Elas pesam cerca de 40 quilos, tem 47 cordas e são resultado de um trabalho feito por centenas de mãos. Com uma produção praticamente artesanal que pode levar até quatro meses, as harpas são também um motivo de orgulho para Jaraguá do Sul. É na Sociedade Cultura Artística (Scar) que se encontra a maior concentração do instrumento na América Latina, um total de 17 unidades que ganham atenção especial, principalmente às vésperas do Festival de Música de Santa Catarina (Femusc).
Apesar de serem usadas ao longo de todo o ano, em aulas e concertos, as harpas têm maior visibilidade nessa época, pois durante o Festival são usadas por alunos de diversos países e se tornam protagonistas de concertos. E é exatamente pensando no melhor de cada instrumento que o Femusc, junto com a Scar, recebe anualmente um técnico da empresa Lyon e Healy, fabricante das harpas, para ajustar os instrumentos.

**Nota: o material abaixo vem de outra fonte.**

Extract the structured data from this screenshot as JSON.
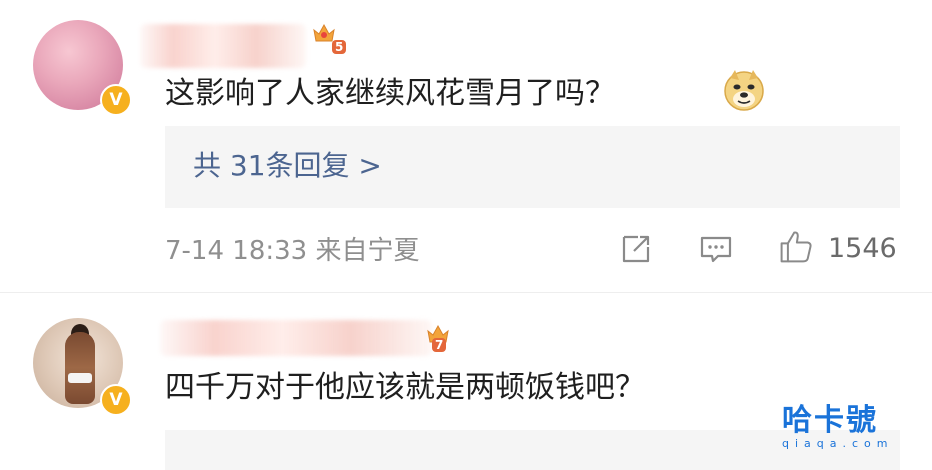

Neste ano, quem veio para a cidade para cumprir a tarefa foi o americano Bill Iaros. Apaixonado por música, Bill toca piano e trompete, mas conheceu as harpas a convite de um amigo que trabalhava na empresa e o chamou para uma entrevista. “Desde então estou trabalhando com isso.Tem sido uma experiência boa e depois de alguns anos de aprendizado, eles começaram a me colocar na estrada para viajar pelo mundo. No começo viajava somente nos Estados Unidos, depois México. Comecei a ficar muito bom na função e aí me mandaram para a Ásia, China e agora para o Brasil, onde tem sido uma experiência incrível”, explica.
Atuando há 11 anos no ramo, ele conhece bem as particularidades do instrumento. “O que mais afeta a harpa é a variação de temperatura. Muito calor, muito frio e umidade são problemas que podem afetar a qualidade do instrumento”, explica. Por isso, as harpas devem ser mantidas em uma sala refrigerada e requerem cuidados. Além da aparência robusta, os instrumentos também são valiosos: uma harpa nova, segundo Iaros, pode custar até 22 mil dólares.

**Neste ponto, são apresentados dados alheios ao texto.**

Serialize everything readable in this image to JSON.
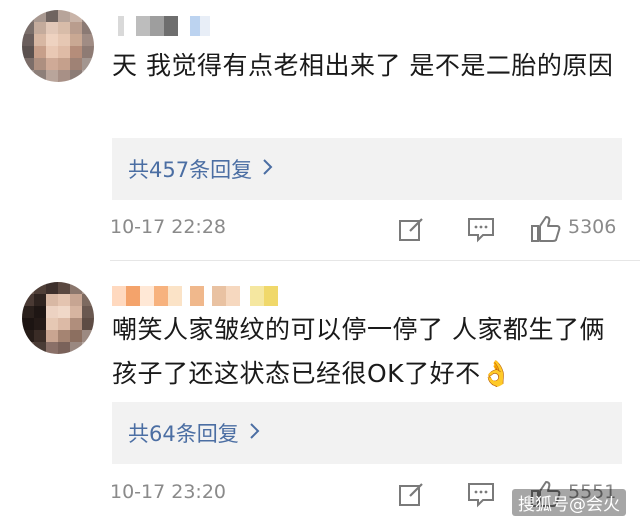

Assim que chegou à Scar, o americano não parou. Ele ficou na cidade por uma semana trabalhando exclusivamente com as harpas. O primeiro passo foi verificar a condição dos pedais, depois Iaros partiu para os ajustes. Como são feitas artesanalmente, cada harpa possuí características únicas e o maior desafio do técnico é deixá-las com a sonoridade igual. “No processo de regulagem precisamos deixá-las praticamente do mesmo jeito e isso é bem difícil porque em cada uma a regulagem é diferente”, enfatiza. O tempo de trabalho em cada instrumento varia, em algumas pode levar uma hora, em outras até cinco.
Quem acompanhou de perto todo o trabalho do americano foi Wellington Bonifácio, 25 anos, que há alguns anos atua ao lado do pai Donizete na manutenção dos pianos para o Femusc. Desde 2015, ele se dedica ao cuidado com as harpas, que conheceu durante o Festival, e busca especialização. “É um instrumento bem diferente do piano, que eu já domino a técnica, mas aproveitei a vinda dele para aprender mais sobre os cuidados e manutenção. No Brasil não existe alguém que faça isso, por isso acho importante me especializar para poder prestar esse tipo de serviço por aqui”, enfatiza.
Para o americano, que se despediu da cidade ontem (24), foi uma surpresa e um desafio lidar com tantas harpas. “Não sei se é assim em todo o Brasil, mas acredito que não. Tem sido um trabalho intenso desde que cheguei aqui, é muito legal”, diz. Assim que saiu de Jaraguá do Sul, ele partiu para Belo Horizonte onde atenderá outras de suas pacientes preferidas: as harpas.
Jaraguaense se especializa no aprendizado do instrumento
Depois de procurar por aulas de violão, Gabriel Vieira, 18 anos, descobriu as harpas entre os diversos instrumentos na Scar. Após algumas aulas no projeto Música Para Todos (MPT), não teve jeito, o jaraguaense se encantou por elas. Desde 2012 ele participa do Femusc e hoje é também aluno da Universidade Federal do Rio de Janeiro, onde faz bacharelado no instrumento. “Ela é basicamente a minha vida, passo mais tempo com a harpa do que com qualquer pessoa”, diz.
Ele também acompanhou a manutenção harpas da Scar, o que considera uma importante oportunidade de aprendizado. “Aproveitei para conversar com o Bill e aprender mais como funciona a técnica do instrumento, a regulagem, que é bem importante para o músico saber”, completa. Sem deixar de participar do Femusc e de vir para a cidade visitar a família, Vieira pretende alçar grandes voos. “Penso em fazer especialização fora do Brasil porque aqui não tem. Se quiser fazer mestrado terei que ir para fora. Se continuar aqui, quero ir para grandes centros onde tem mais orquestras e oportunidades”, enfatiza.